Post-punk’s footprint can be heard in almost every corner of the contemporary pop lexicon, and if we’re looking specifically at the indie rock coming out of the American underground in the past couple of years, this footprint is all the harder to ignore. Although they aren’t pillaging from the greats, God of Love is borrowing a little something from the experimental side of hard-edged new wave and a touch of noise rock in songs like “Take You Seriously” and “If Today Doesn’t Last,” both of which can be heard on the smashing new LP Do Your Worst this November. Supported by little more than a clandestine groove and fuzzy harmonies electric and acoustic the same, God of Love gives us more heart behind the mic than some might know what to do with – and vocal charms are only a fraction of what makes Do Your Worst’s tracklist so enrapturing.
“Black Beyond” cut me like a razor the first time I listened to it, and while it’s steeped in certain gothic sensibilities often considered to be on the highbrow end of the spectrum, its core aesthetics center on the emotionality of its lyrics rather than the luster of its cosmetics. I can appreciate a dark harmony as much as the next guy can, but the all-out decadence of the instrumental faceting in this song would likely prove too strong for a lot of listeners were it not being managed as adeptly as it is by God of Love. You can’t argue with precision work like this, and it’s resulting in some of the more accessible alternative jams I’ve heard on one LP this fall.
There are definitely some heavy goth undertones throughout the album, but all in all, I’m hesitant to discount the industrial element in “Wedding of the Century,” the acidic Tom Waits impression in “Fingers Crossed,” nor the soft sunken vocal in “Dallas Skyline” as a mere byproduct of this influence alone. There’s a lot in play here well outside of the retro post-punk realm, and when considering the depth of passion that we’re getting in the lyricism of “Do You See That Light,” “Green Eyes Black Night,” and “Where I Go At Night,” it’s more than obvious that we’re not listening to punk rock cosplay in Do Your Worst by any measurement.
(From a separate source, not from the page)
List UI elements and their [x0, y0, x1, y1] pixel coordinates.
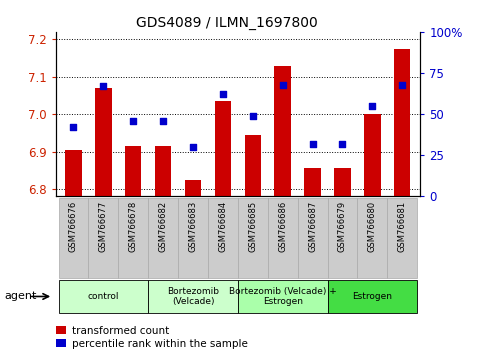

Enamored with darkness but excessively emotional rather than cold, I would be lying if I said that God of Love’s richly crafted new album wasn’t one of the more inspired records I’ve listened to in a while. There’s a lot to unpack in the tracklist – loneliness, despondency, angst, stoned optimism, perhaps even a touch of romanticism – but when enjoyed in a single sitting rather than broken up into different listening sessions, I think most listeners will agree that Do Your Worst’s title couldn’t be much more ironic. While it features an exhibition in the petty miseries that one could spend a lifetime ruing over, it also happens to be some of the finest play its creator has ever committed to master tape.